Quali sono i punti fondamentali del programma che state portando in giro per la Sardegna?

Uno è chiaro: la necessità di cambiare la legge elettorale. L’altro riguarda un aspetto che ho visto non essere affatto presente e né richiamato in nessuno dei programmi: la questione della legalità. Questa assenza sembra inverosimile. Non è un discorso a parte: parlo di regole, corruzione, comportamenti. Sono cose che impattano sull’economia, sui servizi. È inverosimile che chi fa una proposta elettorale bypassi questo tema. Ignorando che siamo una regione dove il computer del presidente Solinas è stato rubato il giorno prima che potesse essere sequestrato. Un presidente che si trova in questa condizione doveva dimettersi il giorno dopo. Non glielo ha chiesto nessuno, neanche l’opposizione. Anche a causa di un sistema elettorale per cui se va a casa il presidente, va a casa anche il consiglio. Questa è una anomalia.
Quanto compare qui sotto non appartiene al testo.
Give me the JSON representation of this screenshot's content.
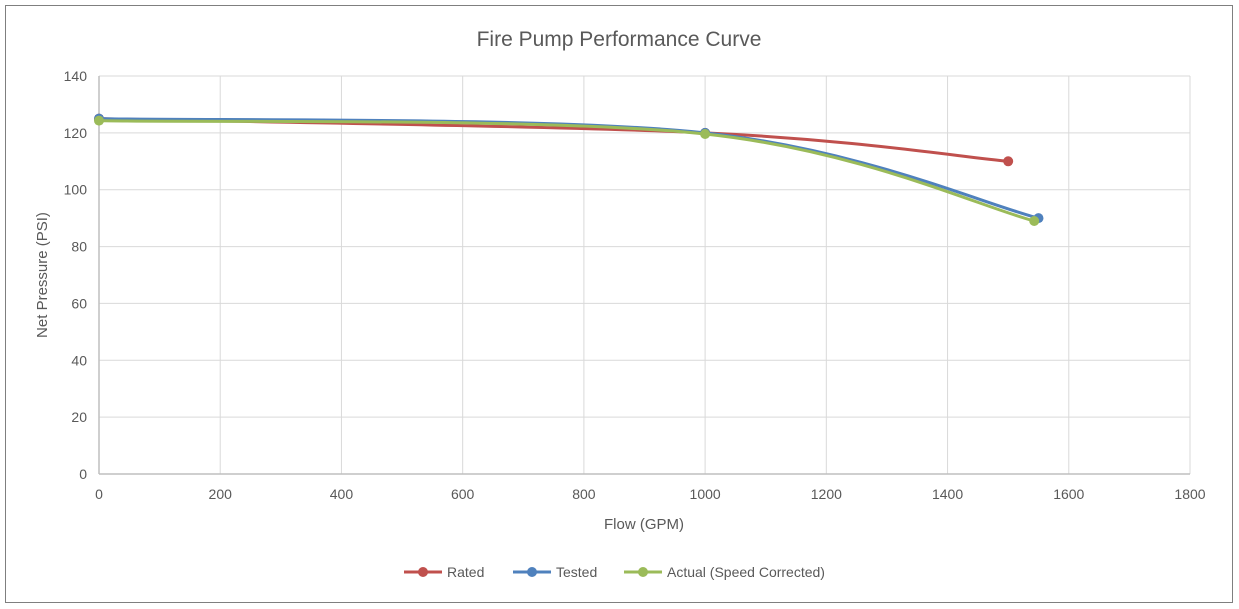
{
  "chart_data": {
    "type": "line",
    "title": "Fire Pump Performance Curve",
    "xlabel": "Flow (GPM)",
    "ylabel": "Net Pressure (PSI)",
    "xlim": [
      0,
      1800
    ],
    "ylim": [
      0,
      140
    ],
    "xticks": [
      0,
      200,
      400,
      600,
      800,
      1000,
      1200,
      1400,
      1600,
      1800
    ],
    "yticks": [
      0,
      20,
      40,
      60,
      80,
      100,
      120,
      140
    ],
    "grid": true,
    "smooth": true,
    "legend_position": "bottom",
    "series": [
      {
        "name": "Rated",
        "color": "#c0504d",
        "points": [
          [
            0,
            125
          ],
          [
            1000,
            120
          ],
          [
            1500,
            110
          ]
        ]
      },
      {
        "name": "Tested",
        "color": "#4f81bd",
        "points": [
          [
            0,
            125
          ],
          [
            1000,
            120
          ],
          [
            1550,
            90
          ]
        ]
      },
      {
        "name": "Actual (Speed Corrected)",
        "color": "#9bbb59",
        "points": [
          [
            0,
            124.3
          ],
          [
            1000,
            119.6
          ],
          [
            1543,
            89
          ]
        ]
      }
    ]
  }
}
Poi ci sono problemi nella sanità; nella scuola; dove abbiamo il tasso di dispersione tra i più alti d’Italia; problema di tutela del territorio, con gli assalti dei “signori del vento”.

Siamo al 26 febbraio, lei diventa presidente della Sardegna. Quale sarebbe il primo atto politico che porterebbe all’attenzione del consiglio regionale?
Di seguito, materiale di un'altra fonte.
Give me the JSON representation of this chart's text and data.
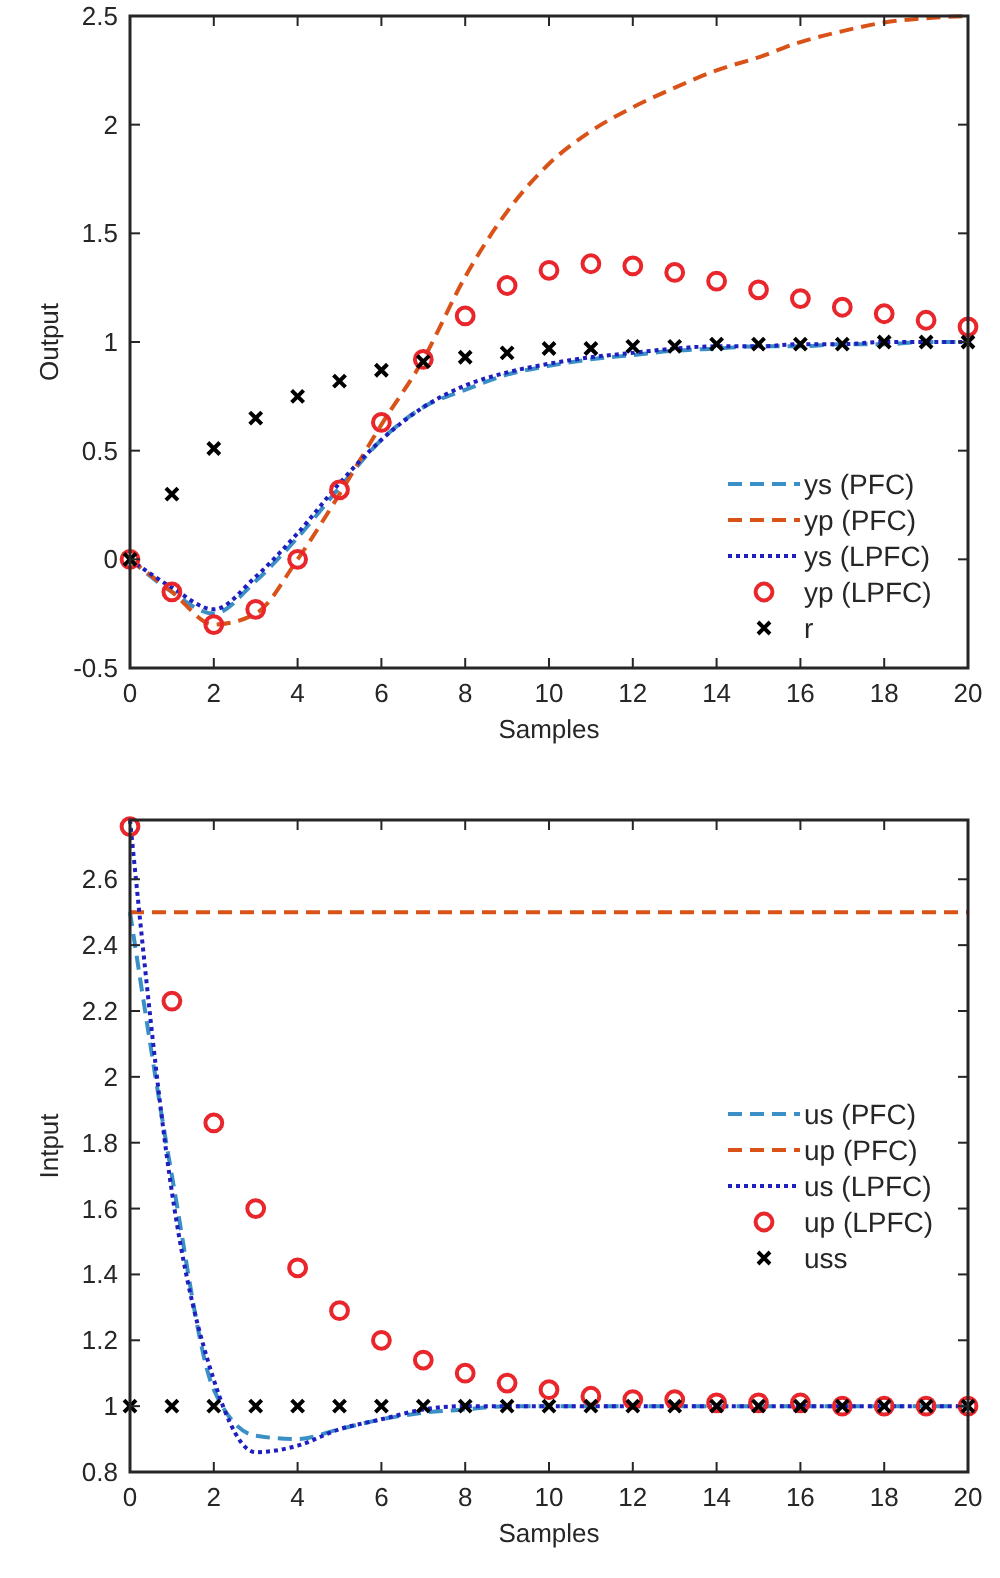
{
  "chart_data": [
    {
      "type": "line",
      "xlabel": "Samples",
      "ylabel": "Output",
      "x": [
        0,
        1,
        2,
        3,
        4,
        5,
        6,
        7,
        8,
        9,
        10,
        11,
        12,
        13,
        14,
        15,
        16,
        17,
        18,
        19,
        20
      ],
      "xlim": [
        0,
        20
      ],
      "xticks": [
        0,
        2,
        4,
        6,
        8,
        10,
        12,
        14,
        16,
        18,
        20
      ],
      "ylim": [
        -0.5,
        2.5
      ],
      "yticks": [
        -0.5,
        0,
        0.5,
        1,
        1.5,
        2,
        2.5
      ],
      "legend": "bottom right",
      "grid": false,
      "series": [
        {
          "name": "ys (PFC)",
          "line_style": "dashed",
          "color": "#3a8fc7",
          "values": [
            0,
            -0.15,
            -0.25,
            -0.1,
            0.1,
            0.33,
            0.55,
            0.7,
            0.78,
            0.85,
            0.89,
            0.92,
            0.94,
            0.96,
            0.97,
            0.98,
            0.98,
            0.99,
            0.99,
            1,
            1
          ]
        },
        {
          "name": "yp (PFC)",
          "line_style": "dashed",
          "color": "#d95319",
          "values": [
            0,
            -0.15,
            -0.3,
            -0.25,
            0,
            0.3,
            0.62,
            0.92,
            1.3,
            1.6,
            1.82,
            1.97,
            2.08,
            2.17,
            2.25,
            2.31,
            2.38,
            2.43,
            2.47,
            2.49,
            2.5
          ]
        },
        {
          "name": "ys (LPFC)",
          "line_style": "dotted",
          "color": "#1f1fbf",
          "values": [
            0,
            -0.13,
            -0.23,
            -0.08,
            0.12,
            0.35,
            0.55,
            0.7,
            0.8,
            0.86,
            0.9,
            0.93,
            0.95,
            0.97,
            0.98,
            0.98,
            0.99,
            0.99,
            1,
            1,
            1
          ]
        },
        {
          "name": "yp (LPFC)",
          "type": "scatter",
          "marker": "circle",
          "color": "#e8262b",
          "values": [
            0,
            -0.15,
            -0.3,
            -0.23,
            0,
            0.32,
            0.63,
            0.92,
            1.12,
            1.26,
            1.33,
            1.36,
            1.35,
            1.32,
            1.28,
            1.24,
            1.2,
            1.16,
            1.13,
            1.1,
            1.07
          ]
        },
        {
          "name": "r",
          "type": "scatter",
          "marker": "cross",
          "color": "#000000",
          "values": [
            0,
            0.3,
            0.51,
            0.65,
            0.75,
            0.82,
            0.87,
            0.91,
            0.93,
            0.95,
            0.97,
            0.97,
            0.98,
            0.98,
            0.99,
            0.99,
            0.99,
            0.99,
            1,
            1,
            1
          ]
        }
      ]
    },
    {
      "type": "line",
      "xlabel": "Samples",
      "ylabel": "Intput",
      "x": [
        0,
        1,
        2,
        3,
        4,
        5,
        6,
        7,
        8,
        9,
        10,
        11,
        12,
        13,
        14,
        15,
        16,
        17,
        18,
        19,
        20
      ],
      "xlim": [
        0,
        20
      ],
      "xticks": [
        0,
        2,
        4,
        6,
        8,
        10,
        12,
        14,
        16,
        18,
        20
      ],
      "ylim": [
        0.8,
        2.78
      ],
      "yticks": [
        0.8,
        1,
        1.2,
        1.4,
        1.6,
        1.8,
        2,
        2.2,
        2.4,
        2.6
      ],
      "legend": "right",
      "grid": false,
      "series": [
        {
          "name": "us (PFC)",
          "line_style": "dashed",
          "color": "#3a8fc7",
          "values": [
            2.5,
            1.7,
            1.05,
            0.91,
            0.9,
            0.93,
            0.96,
            0.98,
            0.99,
            1,
            1,
            1,
            1,
            1,
            1,
            1,
            1,
            1,
            1,
            1,
            1
          ]
        },
        {
          "name": "up (PFC)",
          "line_style": "dashed",
          "color": "#d95319",
          "values": [
            2.5,
            2.5,
            2.5,
            2.5,
            2.5,
            2.5,
            2.5,
            2.5,
            2.5,
            2.5,
            2.5,
            2.5,
            2.5,
            2.5,
            2.5,
            2.5,
            2.5,
            2.5,
            2.5,
            2.5,
            2.5
          ]
        },
        {
          "name": "us (LPFC)",
          "line_style": "dotted",
          "color": "#1f1fbf",
          "values": [
            2.78,
            1.65,
            1.08,
            0.86,
            0.88,
            0.93,
            0.96,
            0.99,
            1,
            1,
            1,
            1,
            1,
            1,
            1,
            1,
            1,
            1,
            1,
            1,
            1
          ]
        },
        {
          "name": "up (LPFC)",
          "type": "scatter",
          "marker": "circle",
          "color": "#e8262b",
          "values": [
            2.76,
            2.23,
            1.86,
            1.6,
            1.42,
            1.29,
            1.2,
            1.14,
            1.1,
            1.07,
            1.05,
            1.03,
            1.02,
            1.02,
            1.01,
            1.01,
            1.01,
            1,
            1,
            1,
            1
          ]
        },
        {
          "name": "uss",
          "type": "scatter",
          "marker": "cross",
          "color": "#000000",
          "values": [
            1,
            1,
            1,
            1,
            1,
            1,
            1,
            1,
            1,
            1,
            1,
            1,
            1,
            1,
            1,
            1,
            1,
            1,
            1,
            1,
            1
          ]
        }
      ]
    }
  ]
}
Almeno due. Un piano energetico che definisca quanta energia dobbiamo produrre per il nostro consumo da qui a dieci anni. Quanta ne vogliamo produrre per esportarla. Quanta per chiedere al sistema imprenditoriale nazionale di venire qui in Sardegna ad utilizzarla con investimenti improntati alla sostenibilità e alla produzione. Un piano che lasci la possibilità alle famiglie e alle imprese di sfruttare la ricchezza del sole e del vento per generare ricchezza diffusa. Così da diventare autoproduttori e autoconsumatori dell’energia. Questo vuol dire sovranità energetica. E poi la sovranità alimentare: un intervento nell’ambito dell’agricoltura di questa terra, che sfrutta in maniera minima le proprie potenzialità. Un intervento che tuteli le nostre tradizioni e le nostre vocazioni agricole. Che sono soprattutto delle piccole imprese contadine che vanno supportate e che costituiscono il tessuto economico e sociale della Sardegna.
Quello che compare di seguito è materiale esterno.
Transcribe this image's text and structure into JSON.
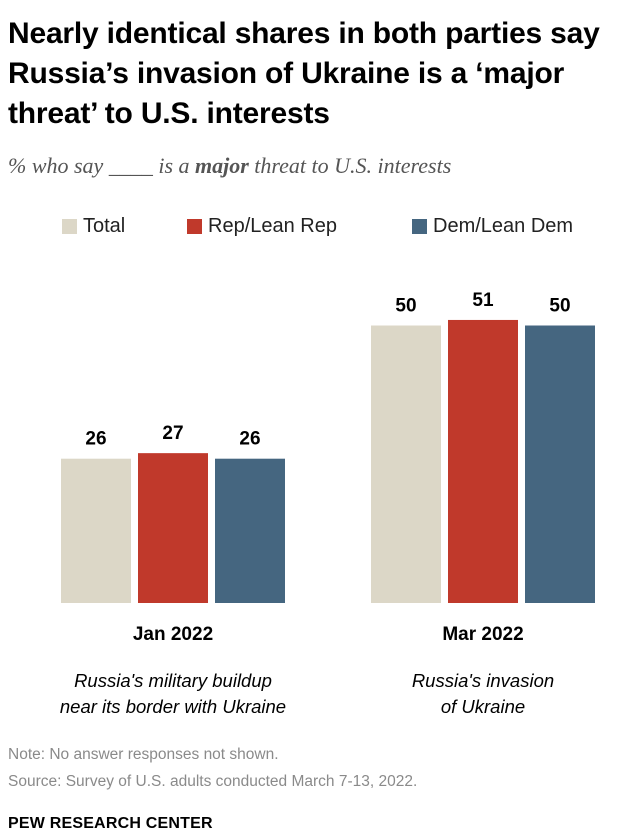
{
  "title": "Nearly identical shares in both parties say Russia’s invasion of Ukraine is a ‘major threat’ to U.S. interests",
  "subtitle": {
    "before": "% who say ____ is a ",
    "emphasis": "major",
    "after": " threat to U.S. interests"
  },
  "notes": {
    "note": "Note: No answer responses not shown.",
    "source": "Source: Survey of U.S. adults conducted March 7-13, 2022."
  },
  "footer": "PEW RESEARCH CENTER",
  "colors": {
    "total": "#dcd7c7",
    "rep": "#c0392b",
    "dem": "#456680"
  },
  "chart_data": {
    "type": "bar",
    "categories": [
      "Jan 2022",
      "Mar 2022"
    ],
    "category_descriptions": [
      [
        "Russia's military buildup",
        "near its border with Ukraine"
      ],
      [
        "Russia's invasion",
        "of Ukraine"
      ]
    ],
    "series": [
      {
        "name": "Total",
        "values": [
          26,
          50
        ]
      },
      {
        "name": "Rep/Lean Rep",
        "values": [
          27,
          51
        ]
      },
      {
        "name": "Dem/Lean Dem",
        "values": [
          26,
          50
        ]
      }
    ],
    "ylim": [
      0,
      55
    ],
    "grid": false,
    "legend": "top"
  }
}
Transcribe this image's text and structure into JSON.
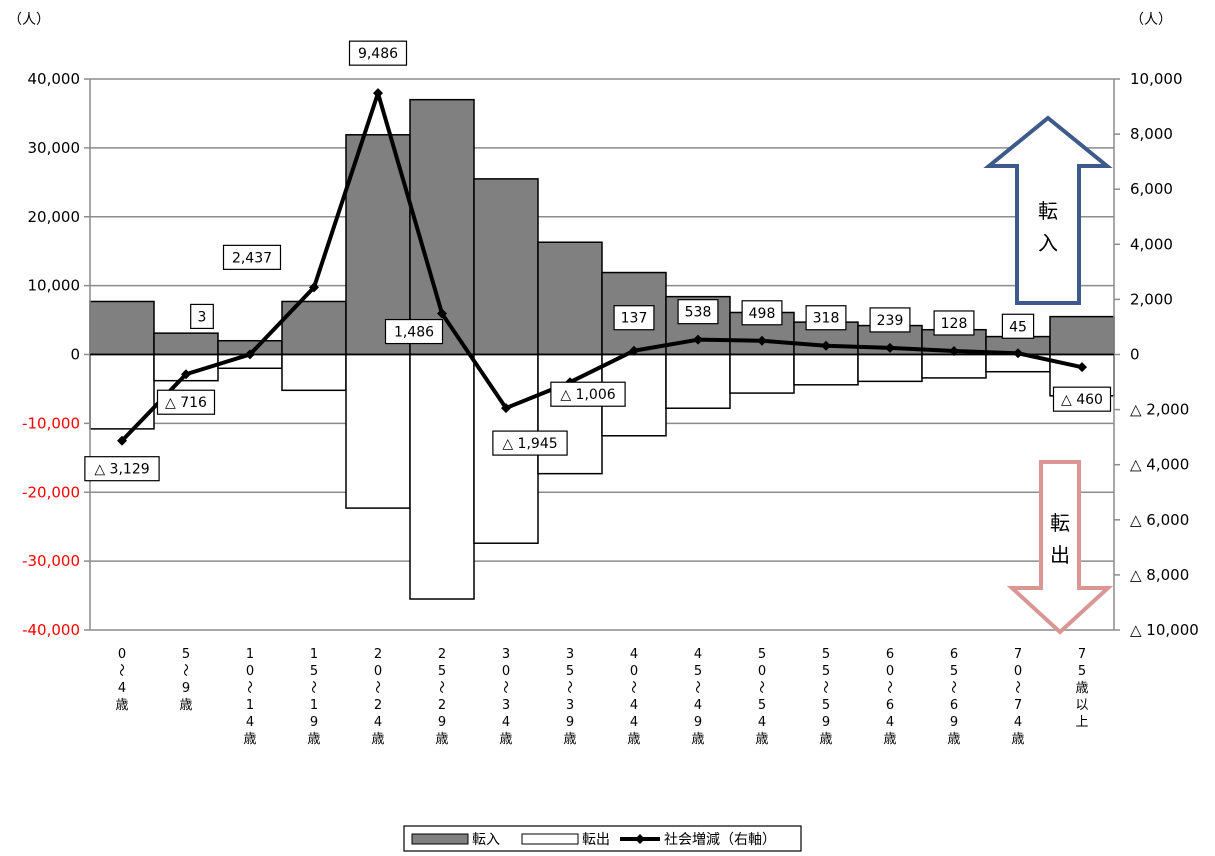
{
  "chart_data": {
    "type": "bar",
    "categories": [
      "0〜4歳",
      "5〜9歳",
      "10〜14歳",
      "15〜19歳",
      "20〜24歳",
      "25〜29歳",
      "30〜34歳",
      "35〜39歳",
      "40〜44歳",
      "45〜49歳",
      "50〜54歳",
      "55〜59歳",
      "60〜64歳",
      "65〜69歳",
      "70〜74歳",
      "75歳以上"
    ],
    "category_labels": [
      [
        "0",
        "〜",
        "4",
        "歳"
      ],
      [
        "5",
        "〜",
        "9",
        "歳"
      ],
      [
        "1",
        "0",
        "〜",
        "1",
        "4",
        "歳"
      ],
      [
        "1",
        "5",
        "〜",
        "1",
        "9",
        "歳"
      ],
      [
        "2",
        "0",
        "〜",
        "2",
        "4",
        "歳"
      ],
      [
        "2",
        "5",
        "〜",
        "2",
        "9",
        "歳"
      ],
      [
        "3",
        "0",
        "〜",
        "3",
        "4",
        "歳"
      ],
      [
        "3",
        "5",
        "〜",
        "3",
        "9",
        "歳"
      ],
      [
        "4",
        "0",
        "〜",
        "4",
        "4",
        "歳"
      ],
      [
        "4",
        "5",
        "〜",
        "4",
        "9",
        "歳"
      ],
      [
        "5",
        "0",
        "〜",
        "5",
        "4",
        "歳"
      ],
      [
        "5",
        "5",
        "〜",
        "5",
        "9",
        "歳"
      ],
      [
        "6",
        "0",
        "〜",
        "6",
        "4",
        "歳"
      ],
      [
        "6",
        "5",
        "〜",
        "6",
        "9",
        "歳"
      ],
      [
        "7",
        "0",
        "〜",
        "7",
        "4",
        "歳"
      ],
      [
        "7",
        "5",
        "歳",
        "以",
        "上"
      ]
    ],
    "series": [
      {
        "name": "転入",
        "axis": "left",
        "color": "#808080",
        "values": [
          7700,
          3100,
          2000,
          7700,
          31900,
          37000,
          25500,
          16300,
          11900,
          8400,
          6100,
          4700,
          4200,
          3600,
          2600,
          5500
        ]
      },
      {
        "name": "転出",
        "axis": "left",
        "color": "#ffffff",
        "values": [
          -10800,
          -3800,
          -2000,
          -5200,
          -22300,
          -35500,
          -27400,
          -17300,
          -11800,
          -7800,
          -5600,
          -4400,
          -3900,
          -3400,
          -2500,
          -6000
        ]
      },
      {
        "name": "社会増減（右軸）",
        "axis": "right",
        "color": "#000000",
        "values": [
          -3129,
          -716,
          3,
          2437,
          9486,
          1486,
          -1945,
          -1006,
          137,
          538,
          498,
          318,
          239,
          128,
          45,
          -460
        ]
      }
    ],
    "point_labels": [
      "△ 3,129",
      "△ 716",
      "3",
      "2,437",
      "9,486",
      "1,486",
      "△ 1,945",
      "△ 1,006",
      "137",
      "538",
      "498",
      "318",
      "239",
      "128",
      "45",
      "△ 460"
    ],
    "left_axis": {
      "unit": "（人）",
      "ylim": [
        -40000,
        40000
      ],
      "ticks": [
        40000,
        30000,
        20000,
        10000,
        0,
        -10000,
        -20000,
        -30000,
        -40000
      ],
      "tick_labels": [
        "40,000",
        "30,000",
        "20,000",
        "10,000",
        "0",
        "-10,000",
        "-20,000",
        "-30,000",
        "-40,000"
      ]
    },
    "right_axis": {
      "unit": "（人）",
      "ylim": [
        -10000,
        10000
      ],
      "ticks": [
        10000,
        8000,
        6000,
        4000,
        2000,
        0,
        -2000,
        -4000,
        -6000,
        -8000,
        -10000
      ],
      "tick_labels": [
        "10,000",
        "8,000",
        "6,000",
        "4,000",
        "2,000",
        "0",
        "△ 2,000",
        "△ 4,000",
        "△ 6,000",
        "△ 8,000",
        "△ 10,000"
      ]
    },
    "annotations": {
      "inflow_arrow_text": "転入",
      "outflow_arrow_text": "転出",
      "inflow_arrow_color": "#3d5a8a",
      "outflow_arrow_color": "#d99694"
    },
    "grid": true,
    "negative_tick_color": "#ff0000",
    "legend_position": "bottom-center"
  }
}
Qual è la cosa più bella che si porta dietro di questa campagna elettorale?

Devo essere sincera: tante cose. Ci è voluto grande coraggio e generosità per produrre una lista come questa. Mi porto dietro tanto affetto, che una proposta politica così generosa suscita tra le persone. E che si traduce in disponibilità a collaborare, a dare una mano, a dare supporto. E tutto ciò consapevoli che non avremo una risposta immediata, ma raccoglieremo nel lungo periodo. Sto incontrando amici, tante persone: penso che questo rimarrà anche dopo. Non solo per me. Ho un sogno: che Sardegna R-Esiste sopravviva a queste elezioni e finalmente si possa proporre come l’alternativa reale. E che possa convincere tanti sardi che esiste un modo diverso di intendere la politica, di governare, di fare cittadinanza.